Rukbânın hükmü âlimler
arasında ihtilaflıdır. Bazı âlimler, umrâ ile rukbâyı aynı hüküm içerisinde
mütâlâa etmişler ve, "umrâ gibi rukbâ da caizdir" demişlerdir. Bu
babın ilk hadisi bu görüşe uygundur. Tirmizî, Rasûlullah'ın ashabından
bazılarının ve sonraki âlimlerin bir kısmının bu görüşte olduğu söyler. Yine
Tirmizî'nin ifadesine göre Ahmed b. Hanbel ve İshak'ın mezhepleri de bu
istikamettedir.
Kaynaklarda, İmam
Şafiî'nin de rukbâyı caiz gördüğü kaydedilmektedir. Hanefî imamlarından Ebû
Yusuf da rukbânın caiz olduğu kanaatindedir.
Hanefîlerden İmam Ebû
Hanîfe ve İmam Muhammed ile İmam Mâlik'e göre rukbâ caiz değildir. Rukbâ
yoluyla verilen mal, verildiği şahsın elinde ariyet hükmündedir. Dolayısıyla,
veren şahıs dilediği zaman alabilir. Bu görüşte olanlar; Hz. Nebi (s.a.v.)'in,
umrâya izin verip rukbâyı yasak ettiğini bildiren bir hadisine dayanırlar.
Ancak Muğnî'de, bu hadisin bilinmediği söylenerek karşı çıkılır; Etrazî ise;
İmam A'zam gibi sika zâtların bu hadise sarıldıklarını söyleyerek Muğnî'nin
dediğine itiraz eder. Aynî ise; Etrazî'nin sözleri ile hasmın karşısına çıkılamayacağını
ve onun ikna edilemeyeceğini söyler. Çünkü hadisin râvileri belirtilmemiştir.
Aynî: İmam Ebu Yûsuf'la
tarafeyn arasındaki ihtilafın, kelimenin manasından kaynaklandığını söyler.
Aynfriin verdiği malumata göre rukbâ; hem irkâb hem de terakkub manasına gelir.
İrkâb manasında aldığımız zaman mana: "Evimin rakabesi sana aittir."
demek olur. Rukbâyı caiz görenler bu manayı kasdetmişlerdir. Terakkub manasına
alındığında ise, "Bu ev ben ölürsem senin, sen ölürsen benim"

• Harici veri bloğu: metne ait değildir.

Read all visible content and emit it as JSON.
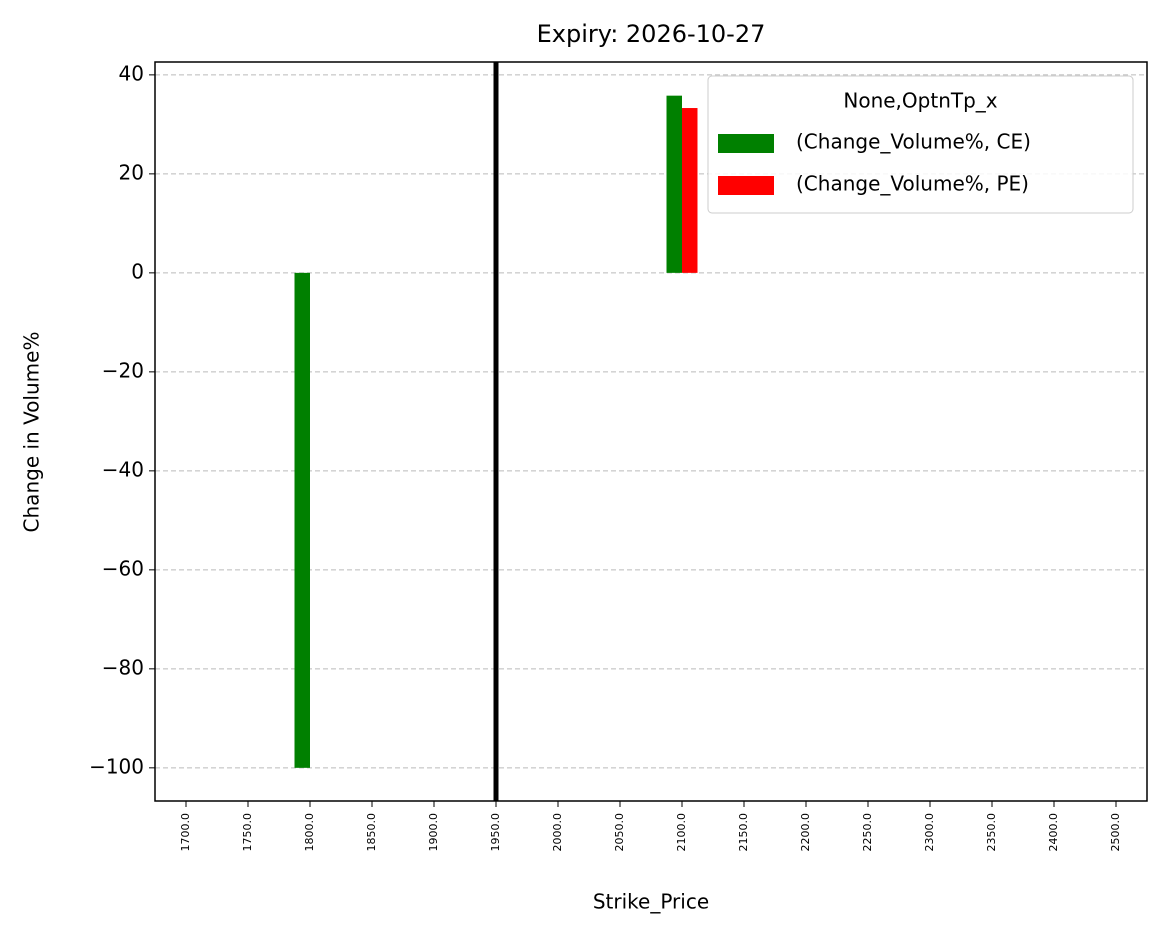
{
  "chart_data": {
    "type": "bar",
    "title": "Expiry: 2026-10-27",
    "x_label": "Strike_Price",
    "y_label": "Change in Volume%",
    "categories": [
      "1700.0",
      "1750.0",
      "1800.0",
      "1850.0",
      "1900.0",
      "1950.0",
      "2000.0",
      "2050.0",
      "2100.0",
      "2150.0",
      "2200.0",
      "2250.0",
      "2300.0",
      "2350.0",
      "2400.0",
      "2500.0"
    ],
    "series": [
      {
        "name": "(Change_Volume%, CE)",
        "color": "#008000",
        "values": [
          null,
          null,
          -100,
          null,
          null,
          null,
          null,
          null,
          35.8,
          null,
          null,
          null,
          null,
          null,
          null,
          null
        ]
      },
      {
        "name": "(Change_Volume%, PE)",
        "color": "#ff0000",
        "values": [
          null,
          null,
          null,
          null,
          null,
          null,
          null,
          null,
          33.3,
          null,
          null,
          null,
          null,
          null,
          null,
          null
        ]
      }
    ],
    "legend_title": "None,OptnTp_x",
    "legend": "upper right",
    "vline_at": 1950,
    "vline_color": "#000000",
    "ylim": [
      -106.7,
      42.6
    ],
    "yticks": [
      {
        "value": -100,
        "label": "−100"
      },
      {
        "value": -80,
        "label": "−80"
      },
      {
        "value": -60,
        "label": "−60"
      },
      {
        "value": -40,
        "label": "−40"
      },
      {
        "value": -20,
        "label": "−20"
      },
      0,
      20,
      40
    ],
    "grid": true
  }
}
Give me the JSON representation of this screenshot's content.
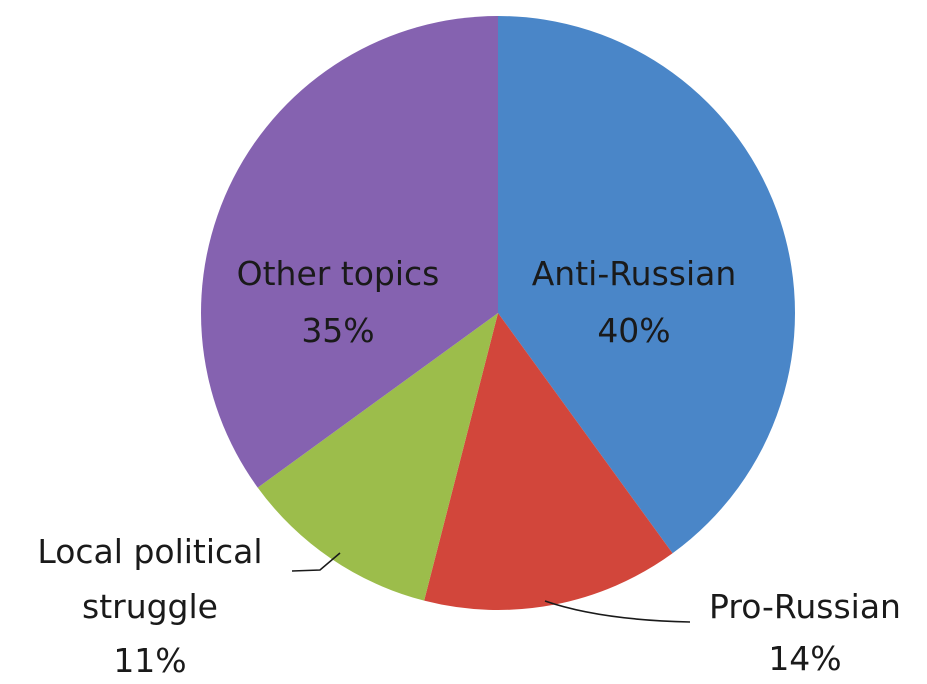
{
  "chart_data": {
    "type": "pie",
    "slices": [
      {
        "label": "Anti-Russian",
        "value": 40,
        "value_label": "40%",
        "color": "#4a86c8"
      },
      {
        "label": "Pro-Russian",
        "value": 14,
        "value_label": "14%",
        "color": "#d2463b"
      },
      {
        "label": "Local political struggle",
        "label_lines": [
          "Local political",
          "struggle"
        ],
        "value": 11,
        "value_label": "11%",
        "color": "#9cbd4b"
      },
      {
        "label": "Other topics",
        "value": 35,
        "value_label": "35%",
        "color": "#8562b0"
      }
    ],
    "start_angle_deg": 0,
    "direction": "clockwise",
    "legend": "none"
  }
}
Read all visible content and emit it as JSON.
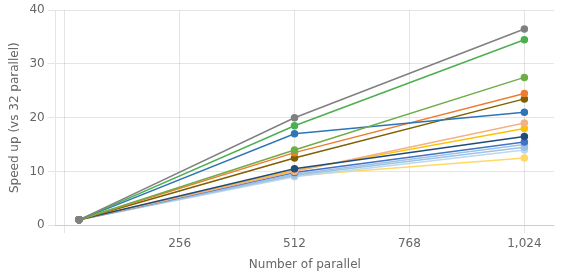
{
  "chart_data": {
    "type": "line",
    "xlabel": "Number of parallel",
    "ylabel": "Speed up (vs 32 parallel)",
    "x": [
      32,
      512,
      1024
    ],
    "series": [
      {
        "color": "#808080",
        "values": [
          1,
          20.0,
          36.5
        ]
      },
      {
        "color": "#4caf50",
        "values": [
          1,
          18.5,
          34.5
        ]
      },
      {
        "color": "#70ad47",
        "values": [
          1,
          14.0,
          27.5
        ]
      },
      {
        "color": "#2e75b6",
        "values": [
          1,
          17.0,
          21.0
        ]
      },
      {
        "color": "#ed7d31",
        "values": [
          1,
          13.5,
          24.5
        ]
      },
      {
        "color": "#7f6000",
        "values": [
          1,
          12.5,
          23.5
        ]
      },
      {
        "color": "#1f4e79",
        "values": [
          1,
          10.5,
          16.5
        ]
      },
      {
        "color": "#f4b183",
        "values": [
          1,
          10.0,
          19.0
        ]
      },
      {
        "color": "#ffc000",
        "values": [
          1,
          10.2,
          18.0
        ]
      },
      {
        "color": "#4472c4",
        "values": [
          1,
          9.8,
          15.5
        ]
      },
      {
        "color": "#9dc3e6",
        "values": [
          1,
          9.5,
          15.0
        ]
      },
      {
        "color": "#9dc3e6",
        "values": [
          1,
          9.3,
          14.5
        ]
      },
      {
        "color": "#bdd7ee",
        "values": [
          1,
          9.0,
          14.0
        ]
      },
      {
        "color": "#ffd966",
        "values": [
          1,
          9.2,
          12.5
        ]
      }
    ],
    "xlim": [
      -20,
      1090
    ],
    "ylim": [
      0,
      40
    ],
    "xticks": [
      {
        "value": 0,
        "label": null
      },
      256,
      512,
      768,
      {
        "value": 1024,
        "label": "1,024"
      }
    ],
    "yticks": [
      0,
      10,
      20,
      30,
      40
    ],
    "marker": "circle",
    "grid": true
  }
}
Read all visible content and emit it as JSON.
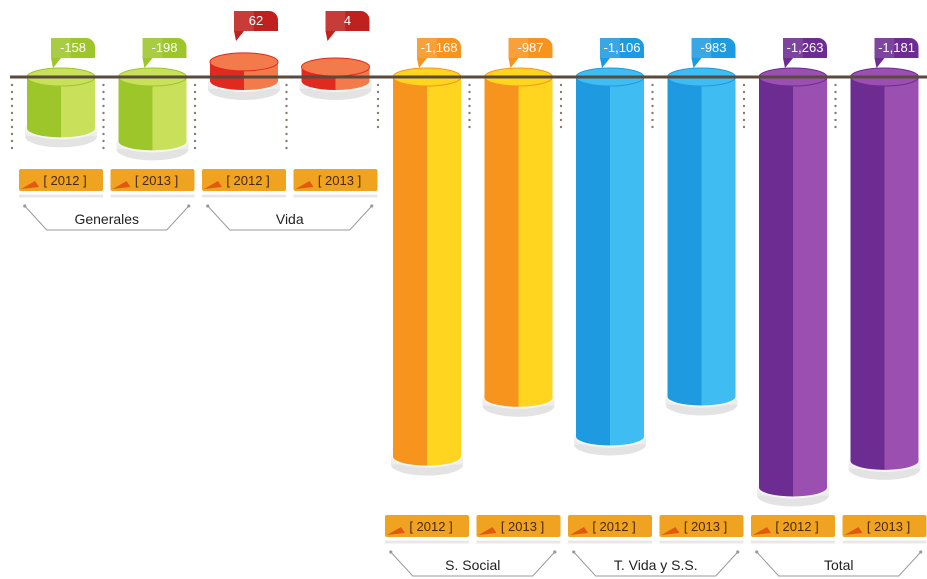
{
  "chart_data": {
    "type": "bar",
    "title": "",
    "xlabel": "",
    "ylabel": "",
    "groups": [
      {
        "name": "Generales",
        "color": "#9cc62a",
        "light": "#c8e05a",
        "bars": [
          {
            "year": "[ 2012 ]",
            "value": -158,
            "label": "-158"
          },
          {
            "year": "[ 2013 ]",
            "value": -198,
            "label": "-198"
          }
        ]
      },
      {
        "name": "Vida",
        "color": "#e02a20",
        "light": "#f37a4a",
        "bars": [
          {
            "year": "[ 2012 ]",
            "value": 62,
            "label": "62"
          },
          {
            "year": "[ 2013 ]",
            "value": 4,
            "label": "4"
          }
        ]
      },
      {
        "name": "S. Social",
        "color": "#f7941d",
        "light": "#ffd520",
        "bars": [
          {
            "year": "[ 2012 ]",
            "value": -1168,
            "label": "-1,168"
          },
          {
            "year": "[ 2013 ]",
            "value": -987,
            "label": "-987"
          }
        ]
      },
      {
        "name": "T. Vida y S.S.",
        "color": "#1e9be0",
        "light": "#3fbdf2",
        "bars": [
          {
            "year": "[ 2012 ]",
            "value": -1106,
            "label": "-1,106"
          },
          {
            "year": "[ 2013 ]",
            "value": -983,
            "label": "-983"
          }
        ]
      },
      {
        "name": "Total",
        "color": "#6c2c91",
        "light": "#9b4fb0",
        "bars": [
          {
            "year": "[ 2012 ]",
            "value": -1263,
            "label": "-1,263"
          },
          {
            "year": "[ 2013 ]",
            "value": -1181,
            "label": "-1,181"
          }
        ]
      }
    ],
    "baseline_value": 0,
    "legend": "none",
    "grid": false
  },
  "colors": {
    "baseline": "#5a4a3e",
    "year_tag": "#f0a321",
    "year_tag_corner": "#e05a10",
    "dots": "#8a7a70",
    "bracket": "#9a9a9a"
  }
}
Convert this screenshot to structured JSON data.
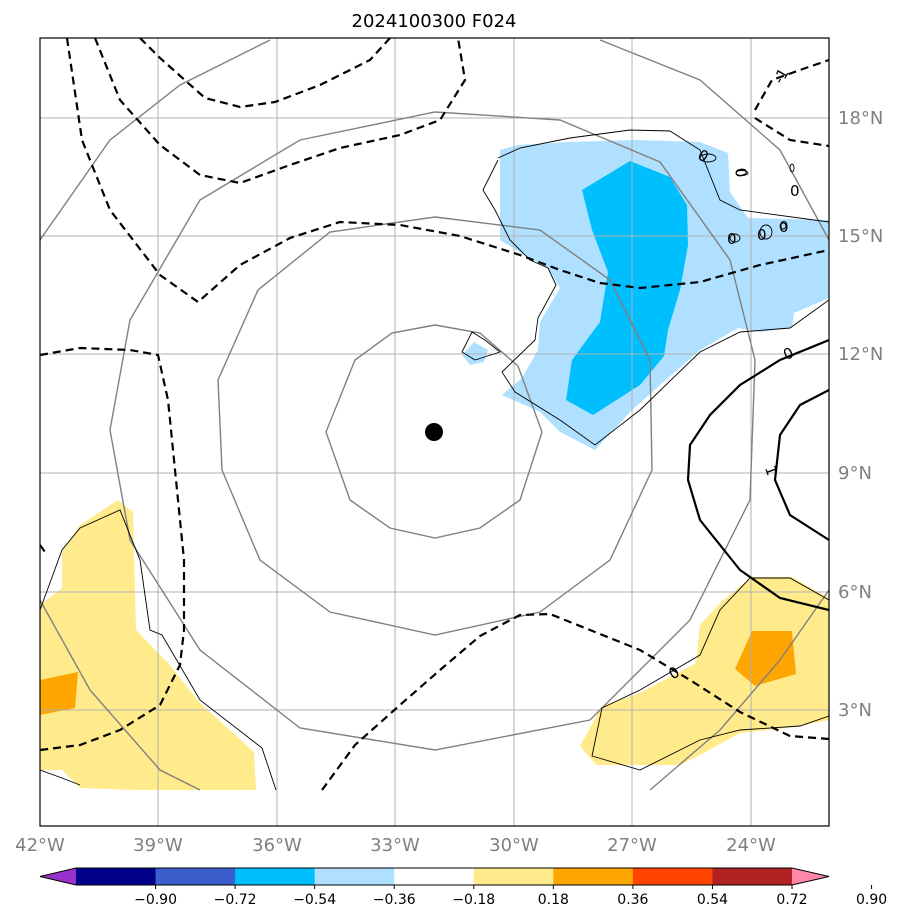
{
  "title": "2024100300 F024",
  "x_ticks": [
    "42°W",
    "39°W",
    "36°W",
    "33°W",
    "30°W",
    "27°W",
    "24°W"
  ],
  "y_ticks": [
    "18°N",
    "15°N",
    "12°N",
    "9°N",
    "6°N",
    "3°N"
  ],
  "contour_labels": [
    "-1",
    "0",
    "0",
    "0",
    "0",
    "0",
    "0",
    "0",
    "1",
    "0"
  ],
  "colorbar": {
    "ticks": [
      "−0.90",
      "−0.72",
      "−0.54",
      "−0.36",
      "−0.18",
      "0.18",
      "0.36",
      "0.54",
      "0.72",
      "0.90"
    ],
    "colors": [
      "#9932cc",
      "#00008b",
      "#3a5fcd",
      "#00bfff",
      "#b0e0ff",
      "#ffffff",
      "#ffeb8c",
      "#ffa500",
      "#ff4500",
      "#b22222",
      "#ff88aa"
    ]
  },
  "map": {
    "extent": {
      "lon": [
        -42,
        -22
      ],
      "lat": [
        1,
        20
      ]
    },
    "center_marker": {
      "lon": -32,
      "lat": 10
    }
  }
}
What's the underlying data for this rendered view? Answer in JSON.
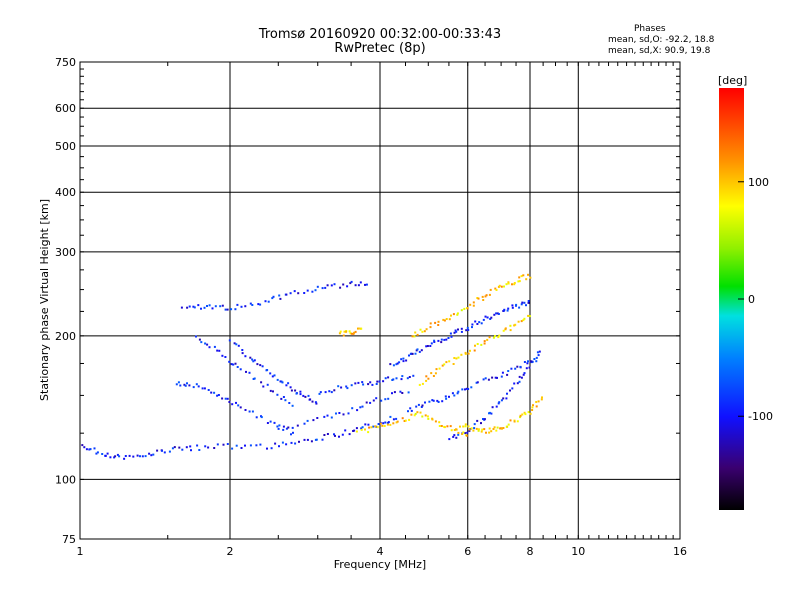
{
  "chart_data": {
    "type": "scatter",
    "title": "Tromsø 20160920 00:32:00-00:33:43",
    "subtitle": "RwPretec (8p)",
    "xlabel": "Frequency [MHz]",
    "ylabel": "Stationary phase Virtual Height [km]",
    "x_scale": "log",
    "y_scale": "log",
    "xlim": [
      1,
      16
    ],
    "ylim": [
      75,
      750
    ],
    "x_ticks": [
      1,
      2,
      4,
      6,
      8,
      10,
      16
    ],
    "y_ticks": [
      75,
      100,
      200,
      300,
      400,
      500,
      600,
      750
    ],
    "x_gridlines": [
      2,
      4,
      6,
      8,
      10
    ],
    "y_gridlines": [
      100,
      200,
      300,
      400,
      500,
      600
    ],
    "grid": true,
    "stats_title": "Phases",
    "stats_o": "mean, sd,O: -92.2, 18.8",
    "stats_x": "mean, sd,X:  90.9, 19.8",
    "colorbar": {
      "label": "[deg]",
      "range": [
        -180,
        180
      ],
      "ticks": [
        100,
        0,
        -100
      ],
      "placement": "right"
    },
    "series": [
      {
        "name": "O",
        "phase": -95,
        "traces": [
          {
            "x": [
              1.0,
              1.1,
              1.2,
              1.35,
              1.5,
              1.7,
              2.0,
              2.4,
              2.8,
              3.2,
              3.6,
              4.0,
              4.3
            ],
            "y": [
              118,
              114,
              112,
              113,
              116,
              117,
              118,
              118,
              121,
              124,
              128,
              132,
              136
            ]
          },
          {
            "x": [
              1.6,
              1.8,
              2.0,
              2.3,
              2.6,
              3.0,
              3.4,
              3.8
            ],
            "y": [
              232,
              231,
              229,
              236,
              245,
              252,
              257,
              260
            ]
          },
          {
            "x": [
              1.55,
              1.7,
              1.9,
              2.1,
              2.4,
              2.7
            ],
            "y": [
              160,
              158,
              150,
              142,
              132,
              124
            ]
          },
          {
            "x": [
              1.7,
              1.9,
              2.1,
              2.4,
              2.7
            ],
            "y": [
              200,
              185,
              170,
              155,
              142
            ]
          },
          {
            "x": [
              2.0,
              2.2,
              2.4,
              2.6,
              2.8,
              3.0
            ],
            "y": [
              195,
              180,
              168,
              158,
              150,
              145
            ]
          },
          {
            "x": [
              2.5,
              3.0,
              3.5,
              4.0,
              4.6
            ],
            "y": [
              128,
              134,
              140,
              148,
              155
            ]
          },
          {
            "x": [
              3.0,
              3.4,
              3.8,
              4.2,
              4.7
            ],
            "y": [
              152,
              157,
              160,
              163,
              165
            ]
          },
          {
            "x": [
              4.2,
              4.5,
              4.8,
              5.2,
              5.6,
              6.0,
              6.5,
              7.0,
              7.5,
              8.0
            ],
            "y": [
              175,
              180,
              188,
              196,
              203,
              210,
              218,
              226,
              232,
              238
            ]
          },
          {
            "x": [
              4.5,
              5.0,
              5.5,
              6.0,
              6.8,
              7.5,
              8.2
            ],
            "y": [
              140,
              145,
              150,
              157,
              165,
              172,
              180
            ]
          },
          {
            "x": [
              5.5,
              6.0,
              6.5,
              7.0,
              7.5,
              8.0,
              8.4
            ],
            "y": [
              122,
              128,
              136,
              146,
              160,
              175,
              188
            ]
          }
        ]
      },
      {
        "name": "X",
        "phase": 95,
        "traces": [
          {
            "x": [
              3.6,
              4.0,
              4.4,
              4.8,
              5.2,
              5.6,
              6.0
            ],
            "y": [
              126,
              130,
              134,
              138,
              132,
              128,
              124
            ]
          },
          {
            "x": [
              4.6,
              5.0,
              5.5,
              6.0,
              6.5,
              7.0,
              7.5,
              8.0
            ],
            "y": [
              200,
              210,
              220,
              232,
              245,
              255,
              262,
              270
            ]
          },
          {
            "x": [
              5.8,
              6.2,
              6.6,
              7.0,
              7.5,
              8.0,
              8.5
            ],
            "y": [
              130,
              128,
              127,
              129,
              134,
              140,
              150
            ]
          },
          {
            "x": [
              4.8,
              5.2,
              5.7,
              6.2,
              6.8,
              7.4,
              8.0
            ],
            "y": [
              160,
              170,
              180,
              190,
              200,
              212,
              225
            ]
          },
          {
            "x": [
              3.3,
              3.5,
              3.7
            ],
            "y": [
              203,
              205,
              207
            ]
          }
        ]
      }
    ]
  }
}
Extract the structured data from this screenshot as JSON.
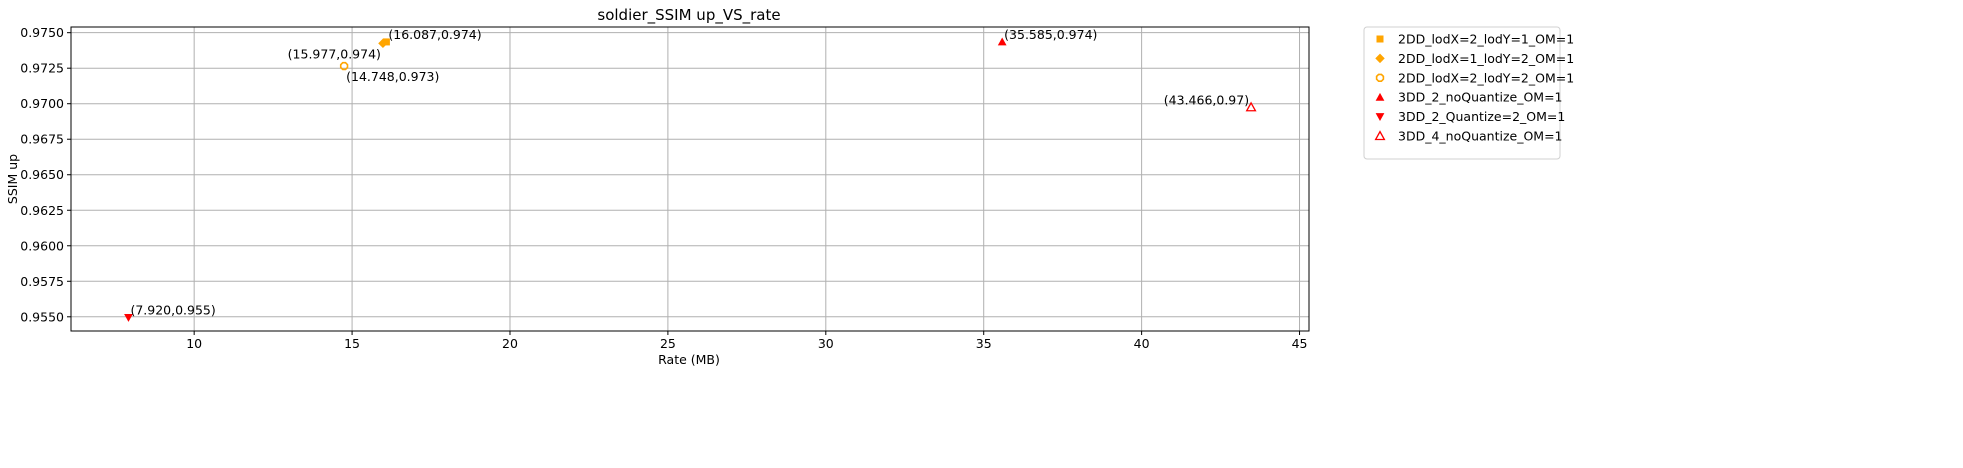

anlamındadır ki kabul etmeyenler bunu kasdetmişlerdir.
Aynî'nin söylediği,
zahirdeki ihtilâfı halletmektedir. Ancak fıkıh ıstılahında rukbânın irkâb
manasında, "evimin rakabesi senindir" manasına kullanıldığını kimse
söylememektedir.
Rukbâyı bâtıl sayanların
hareket noktalarından birisi de, temlikin hatar'a bağlanmasıdır. Yani ev
sahibi; olup olmayacağı kesin bilinmeyen bir şeye bağlayarak malını temlik
etmektedir ki, bu yolla yapılan bir temlik bâtıldır. O zaman da mal verildiği
kişinin elinde ariyet olarak kalır. Üstelik söylenilen şekliyle rukbâ; iki
kişiden herbirinin diğerinin ölümünü arzulaması manasına gelir ki, bu da caiz
değildir.
İki görüşün arasını
uzlaştırma babında, Bezlü'l-Mechûd'da, Muhammed Yahya adındaki zâttan bir
nakil yapılmıştır. Bunun özeti de şudur:
Rukbâyı caiz görenler
bununla; kendisine hibe edilen kişi vâhibten önce ölürse, malın vâhibe geri
verilmesi şartı ile hibeyi kastederler. Bâtıl sayanlar ise; temliki, iki
kişiden önce ölenin ölümüne bağlamayı anlamaktadırlar. Çünkü bir malı, olup
olmayacağı belli olmayan bir şeye bağlayarak temlik caiz değildir. Demek ki
ihtilâf; rukbânın manasmdaki tefsir farklılığına dayanan lafzî bir ihtilâftır.